Nei giorni scorsi c’è stato un crollo dei titoli di molte banche italiane in Borsa, causato principalmente dai timori degli investitori legati al problema dei “crediti in sofferenza”. Una delle proposte fatte per risolvere il problema è stata la costituzione di una o più “bad bank”, cioè scatole vuote che esistono soltanto per tenere in pancia le perdite e vendere i crediti inesigibili a società specializzate nel recuperarne almeno una parte. Il punto sul quale era più difficile trovare un accordo tra Stato italiano e Commissione europea era la dimensione e il modo di intervento del primo per garantire i crediti in sofferenza. L’Unione Europea si basa su regole che garantiscono i meccanismi tipici del libero mercato nelle economie dei paesi membri, ed è quindi molto attenta a evitare che alcuni governi possano intervenire nel salvataggio di aziende nazionali (come le banche) e distorcere questi meccanismi: se si è sicuri che la propria azienda verrà salvata con aiuti statali allora è probabile che ci si avventuri in investimenti più rischiosi di quanto si farebbe normalmente, per esempio.

Su cosa si interviene

L’accordo raggiunto ieri sera prevede l’intervento di fondi pubblici, ma alle condizioni di mercato. I crediti in sofferenza verranno impacchettati e per essere ceduti dalle banche e alleggerirne i bilanci. Su questi pacchetti di crediti le banche potranno chiedere la garanzia dello Stato solo su una parte, e solo a condizione che abbiano ricevuto un rating “sufficiente” da parte di un’agenzia indipendente tra quelle selezionate dalla Banca Centrale Europea. La parte che potrà essere garantita dallo Stato è quella “senior”. Generalmente questi pacchetti aggregano crediti di vario tipo, alcuni più rischiosi e altri un po’ meno; sono quindi divisibili in varie “tranche” caratterizzate da rischi diversi e le “tranche senior” sono quelle più sicure.

Come funziona la garanzia

Il concetto è quello dei credit default swap (CDS): chi compra questi pacchetti si accorda con un terzo soggetto (altro dal debitore) che si impegna a pagare il credito nel momento in cui il debitore facesse default (cioè non pagasse). Il terzo soggetto garantisce il pagamento in cambio di un premio periodico, più o meno come un’assicurazione. Lo Stato italiano potrà svolgere il ruolo di terzo soggetto per le “tranche senior”, quelle più sicure. Il premio da pagare è deciso a prezzo di mercato: si considereranno i CDS con rating analoghi e si prenderà il premio medio di quelli in vigore nel mercato. Per i primi tre anni si pagherà il premio medio dei CDS con scadenza a tre anni, per il quarto e il quinto quello medio dei CDS con scadenza a 5 anni e per il sesto e il settimo quello dei CDS con scadenza a 7 anni più una maggiorazione. Il senso è incentivare il recupero dei crediti in breve tempo.

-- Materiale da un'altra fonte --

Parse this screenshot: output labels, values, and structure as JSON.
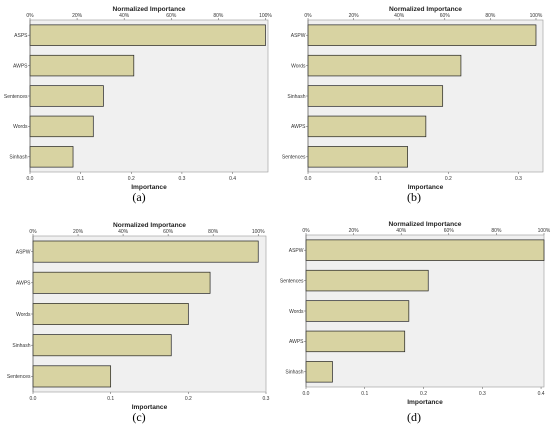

I crediti in sofferenza rendevano molto incerta la situazione finanziaria delle banche italiane e impedivano alle stesse banche di fornire nuovo credito alle imprese, cosa necessaria per accelerare la crescita economica. Il ministero dell’Economia ha detto che questa soluzione non peserà sul bilancio dello Stato: anzi, è previsto che i soldi incassati in entrata – come “premi di assicurazione” – saranno di più di quelli che usciranno per pagare i crediti falliti.